Более 900 городов — средние и малые. Судьба у них складывается по-разному. Города, оказавшиеся в агломерационном поле более крупных центров, развиваются лучше. Они трансформируют функции, наращивают межгородскую трудовую миграцию в пределах агломерации, выполняют «спальные» и рекреационные функции, при развитии агломерации в них создаются новые рабочие места. Города, удаленные от крупных агломераций, чаще всего депопулируют, стареют, но выживают. За последние полвека ни один город в России не исчез, хотя некоторые малые города были переведены в статус поселков городского типа.

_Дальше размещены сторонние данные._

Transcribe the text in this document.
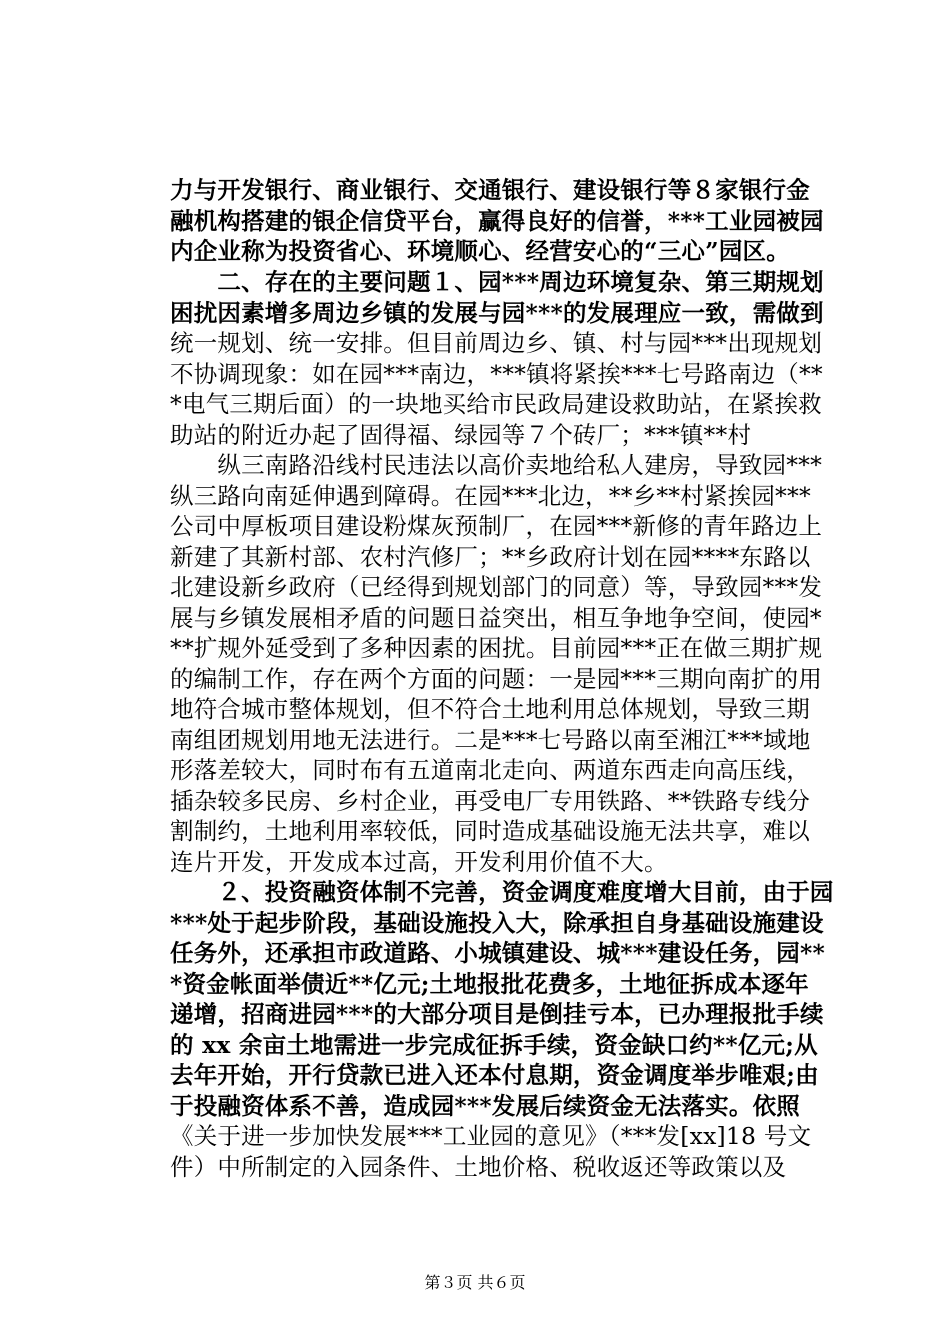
力与开发银行、商业银行、交通银行、建设银行等８家银行金
融机构搭建的银企信贷平台，赢得良好的信誉，***工业园被园
内企业称为投资省心、环境顺心、经营安心的“三心”园区。
　　二、存在的主要问题１、园***周边环境复杂、第三期规划
困扰因素增多周边乡镇的发展与园***的发展理应一致，需做到
统一规划、统一安排。但目前周边乡、镇、村与园***出现规划
不协调现象：如在园***南边，***镇将紧挨***七号路南边（**
*电气三期后面）的一块地买给市民政局建设救助站，在紧挨救
助站的附近办起了固得福、绿园等７个砖厂；***镇**村
　　纵三南路沿线村民违法以高价卖地给私人建房，导致园***
纵三路向南延伸遇到障碍。在园***北边，**乡**村紧挨园***
公司中厚板项目建设粉煤灰预制厂，在园***新修的青年路边上
新建了其新村部、农村汽修厂；**乡政府计划在园****东路以
北建设新乡政府（已经得到规划部门的同意）等，导致园***发
展与乡镇发展相矛盾的问题日益突出，相互争地争空间，使园*
**扩规外延受到了多种因素的困扰。目前园***正在做三期扩规
的编制工作，存在两个方面的问题：一是园***三期向南扩的用
地符合城市整体规划，但不符合土地利用总体规划，导致三期
南组团规划用地无法进行。二是***七号路以南至湘江***域地
形落差较大，同时布有五道南北走向、两道东西走向高压线，
插杂较多民房、乡村企业，再受电厂专用铁路、**铁路专线分
割制约，土地利用率较低，同时造成基础设施无法共享，难以
连片开发，开发成本过高，开发利用价值不大。
　　２、投资融资体制不完善，资金调度难度增大目前，由于园
***处于起步阶段，基础设施投入大，除承担自身基础设施建设
任务外，还承担市政道路、小城镇建设、城***建设任务，园**
*资金帐面举债近**亿元;土地报批花费多，土地征拆成本逐年
递增，招商进园***的大部分项目是倒挂亏本，已办理报批手续
的 xx 余亩土地需进一步完成征拆手续，资金缺口约**亿元;从
去年开始，开行贷款已进入还本付息期，资金调度举步唯艰;由
于投融资体系不善，造成园***发展后续资金无法落实。依照
《关于进一步加快发展***工业园的意见》（***发[xx]18 号文
件）中所制定的入园条件、土地价格、税收返还等政策以及
第３页 共６页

Положение так называемых поселков городского типа с населением 3–10 тысяч человек чаще всего печальное. Многие пребывают в состоянии экономической депрессии, но чтобы поселок с населением 3–10 тысяч человек перестал существовать, должны произойти экономические катаклизмы, а потом смениться несколько поколений. Скорее его переведут в статус сельского поселения, и он будет деградировать и дальше.

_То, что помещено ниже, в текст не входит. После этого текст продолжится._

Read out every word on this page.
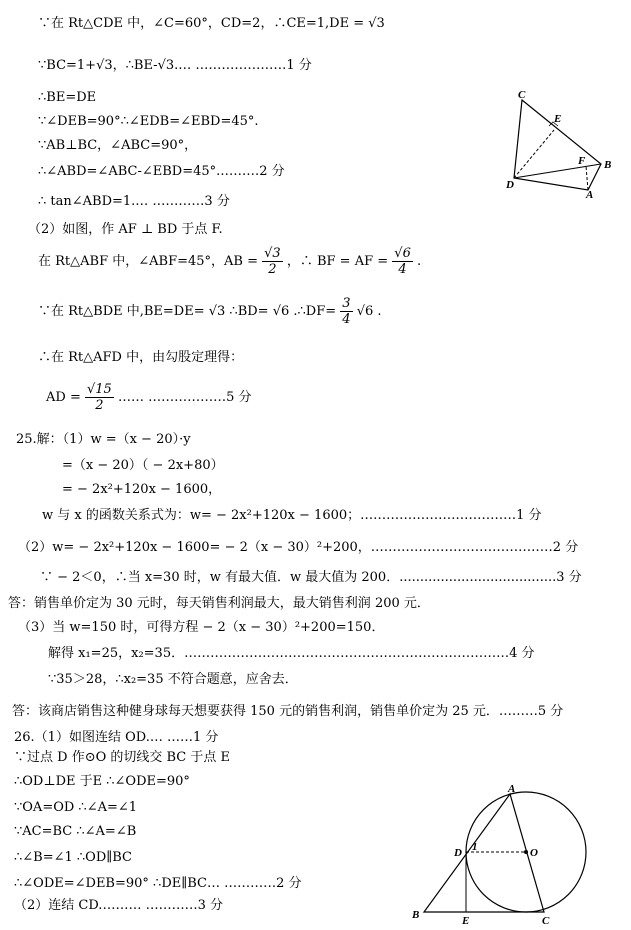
∵在 Rt△CDE 中，∠C=60°，CD=2，∴CE=1,DE = √3
∵BC=1+√3，∴BE-√3.… …………………1 分
∴BE=DE
∵∠DEB=90°∴∠EDB=∠EBD=45°.
∵AB⊥BC，∠ABC=90°，
∴∠ABD=∠ABC-∠EBD=45°.………2 分
∴ tan∠ABD=1.… …………3 分
（2）如图，作 AF ⊥ BD 于点 F.
在 Rt△ABF 中，∠ABF=45°，AB = $\frac{√3}{2}$ ，∴ BF = AF = $\frac{√6}{4}$ .
∵在 Rt△BDE 中,BE=DE= √3 ∴BD= √6 .∴DF= $\frac{3}{4} √6$ .
∴在 Rt△AFD 中，由勾股定理得：
AD = $\frac{√15}{2}$ …… ………………5 分
25.解：（1）w =（x − 20）·y
=（x − 20）（ − 2x+80）
= − 2x²+120x − 1600，
w 与 x 的函数关系式为：w= − 2x²+120x − 1600；………………………………1 分
（2）w= − 2x²+120x − 1600= − 2（x − 30）²+200，……………………………………2 分
∵ − 2＜0，∴当 x=30 时，w 有最大值．w 最大值为 200．......................................3 分
答：销售单价定为 30 元时，每天销售利润最大，最大销售利润 200 元．
（3）当 w=150 时，可得方程 − 2（x − 30）²+200=150．
解得 x₁=25，x₂=35．…………………………………………………………………4 分
∵35＞28，∴x₂=35 不符合题意，应舍去．
答：该商店销售这种健身球每天想要获得 150 元的销售利润，销售单价定为 25 元．………5 分
26.（1）如图连结 OD.… ……1 分
∵过点 D 作⊙O 的切线交 BC 于点 E
∴OD⊥DE 于E ∴∠ODE=90°
∵OA=OD ∴∠A=∠1
∵AC=BC ∴∠A=∠B
∴∠B=∠1 ∴OD∥BC
∴∠ODE=∠DEB=90° ∴DE∥BC… …………2 分
（2）连结 CD.……… …………3 分
C
E
F B
D
A
A
D 1	O
B	E	C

Если считать статистически, то уровень урбанизации в России довольно высокий — 74% населения живет в городах. Но у нас к городскому населению причисляются и поселки городского типа. По уровню ментальной, социальной, средовой урбанизации мы недоурбанизированная страна. Урбанизированными территориями можно считать миллионники, полумиллионники, менее крупные региональные центры и наукограды (Протвино, Троицк и др.) с высокой концентрацией человеческого капитала. Еще в советское время профессор
Вячеслав Глазычев писал о недоурбанизированности России, употребляя термин «слободизация» для объяснения неразвитости городской среды и культуры. Рабочая слобода при заводе или фабрике типична для России. Слобода — это пьянство, равнодушие к городской среде, привычка гадить там, где живешь. Очень медленно, мучительно из слободского образа жизни кое-где начинает рождаться городская культура и среда, если местные власти стимулируют этот процесс, а население их поддерживает.

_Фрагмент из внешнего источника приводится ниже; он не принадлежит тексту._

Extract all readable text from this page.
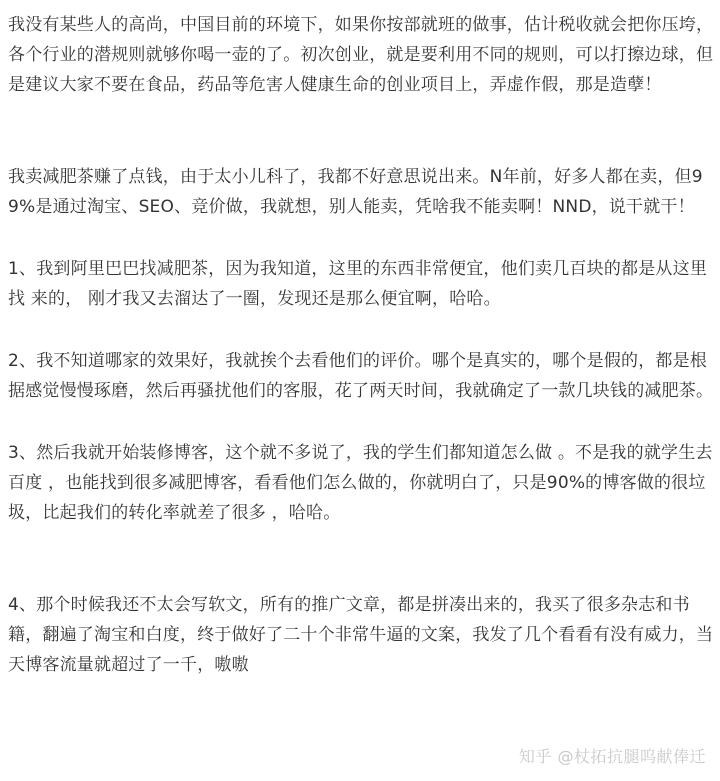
我没有某些人的高尚，中国目前的环境下，如果你按部就班的做事，估计税收就会把你压垮，各个行业的潜规则就够你喝一壶的了。初次创业，就是要利用不同的规则，可以打擦边球，但是建议大家不要在食品，药品等危害人健康生命的创业项目上，弄虚作假，那是造孽！

我卖减肥茶赚了点钱，由于太小儿科了，我都不好意思说出来。N年前，好多人都在卖，但99%是通过淘宝、SEO、竞价做，我就想，别人能卖，凭啥我不能卖啊！NND，说干就干！

1、我到阿里巴巴找减肥茶，因为我知道，这里的东西非常便宜，他们卖几百块的都是从这里找 来的， 刚才我又去溜达了一圈，发现还是那么便宜啊，哈哈。

2、我不知道哪家的效果好，我就挨个去看他们的评价。哪个是真实的，哪个是假的，都是根据感觉慢慢琢磨，然后再骚扰他们的客服，花了两天时间，我就确定了一款几块钱的减肥茶。

3、然后我就开始装修博客，这个就不多说了，我的学生们都知道怎么做 。不是我的就学生去百度 ，也能找到很多减肥博客，看看他们怎么做的，你就明白了，只是90%的博客做的很垃圾，比起我们的转化率就差了很多 ，哈哈。

4、那个时候我还不太会写软文，所有的推广文章，都是拼凑出来的，我买了很多杂志和书籍，翻遍了淘宝和白度，终于做好了二十个非常牛逼的文案，我发了几个看看有没有威力，当天博客流量就超过了一千，嗷嗷

知乎 @杖拓抗腿呜献俸迁
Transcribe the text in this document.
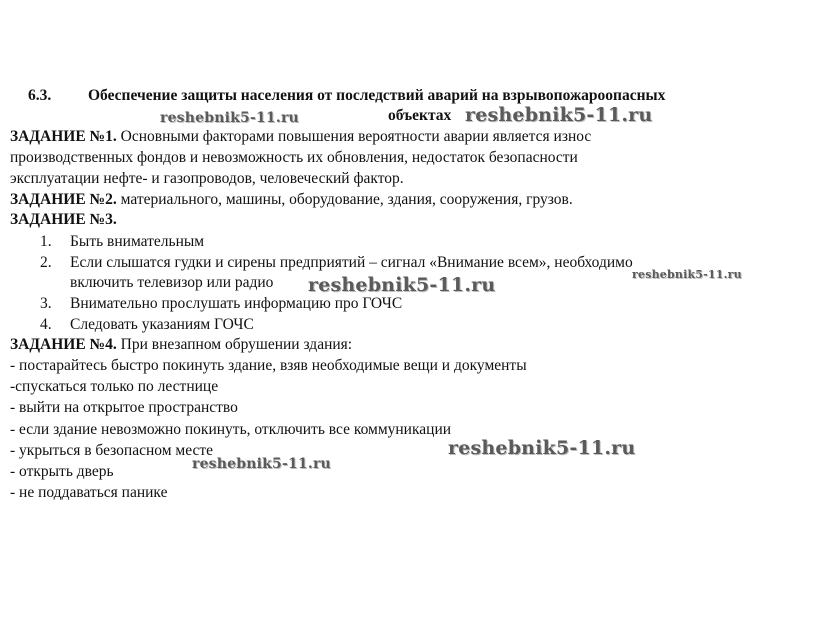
6.3. Обеспечение защиты населения от последствий аварий на взрывопожароопасных
объектах
ЗАДАНИЕ №1. Основными факторами повышения вероятности аварии является износ
производственных фондов и невозможность их обновления, недостаток безопасности
эксплуатации нефте- и газопроводов, человеческий фактор.
ЗАДАНИЕ №2. материального, машины, оборудование, здания, сооружения, грузов.
ЗАДАНИЕ №3.
1. Быть внимательным
2. Если слышатся гудки и сирены предприятий – сигнал «Внимание всем», необходимо
включить телевизор или радио
3. Внимательно прослушать информацию про ГОЧС
4. Следовать указаниям ГОЧС
ЗАДАНИЕ №4. При внезапном обрушении здания:
- постарайтесь быстро покинуть здание, взяв необходимые вещи и документы
-спускаться только по лестнице
- выйти на открытое пространство
- если здание невозможно покинуть, отключить все коммуникации
- укрыться в безопасном месте
- открыть дверь
- не поддаваться панике
reshebnik5-11.ru	reshebnik5-11.ru
reshebnik5-11.ru
reshebnik5-11.ru
reshebnik5-11.ru
reshebnik5-11.ru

Будут ли расти российские города? Источников роста немного. Во-первых, это миграционный приток сельского населения, но оно в большинстве регионов сильно постарело, и демографические ресурсы села сократились. Демографический переход не завершен только в республиках Северного Кавказа, Тыве и Якутии, где рождаемость в сельской местности более высокая и не иссякает приток молодых мигрантов в города. Менее урбанизированный юг страны (Краснодарский, Ставропольский, Алтайский края и др.) также пока имеет человеческие ресурсы для миграций из села в город. В советское время село было основным источником человеческих ресурсов для городов, а теперь им стали малые и средние города, население которых перемещается в крупные и крупнейшие из-за больших контрастов в уровне жизни и возможности найти работу. Второй источник — внешняя миграция, в основном из стран Центральной Азии. Эти мигранты также концентрируются в крупных и крупнейших городах.
Идеальный город
Опыт европейских волн урбанизации говорит о том, что у малых городов есть перспективы развития. Многим нравятся города небольшие, уютные, пешеходные, с многочисленными личностными связями. Но эти преимущества «работают» только в том случае, если город разнообразен и его экономика развивается. Было бы прекрасно, если бы в России и, в частности, под Москвой формировались такие города: относительно небольшие, вписанные в природную среду, с разнообразными функциями и хорошей инфраструктурой. К сожалению, у нас так не получается. Если небольшой и уютный, то с плохой инфраструктурой и полумертвым человеческим капиталом.
Если большой с разнообразным предложением мест работы, то со всеми издержками большого города: трудный для жизни, криминальный, неудобный с точки зрения логистики и с плохой экологией. Мы не нашли золотую середину. Власти все еще испытывают иллюзии, что крупнейшие города можно частично разгрузить. Есть несколько способов. В Советском Союзе применялся самый тупой — запрет на прописку. В результате Москва получала 100 тысяч лимитчиков каждый год, они работали на заводах и в ЖКХ , жили в общежитиях и ждали прописки по десять лет. При колоссальном разрыве в уровне жизни между столицей и периферией запрет не срабатывал. В Европе разгрузку осуществляют иначе. Например, Париж последние 10–15 лет не расширяет своих границ и не размещает новых видов деятельности в центре. Наоборот, он распределяет функции на периферии агломерации. Туда переведена часть университетов, промышленные и исследовательские кластеры. Обеспечивается связанность периферий рокадными дорогами, не через центр. В Париже это можно сделать — он не очень большой по площади.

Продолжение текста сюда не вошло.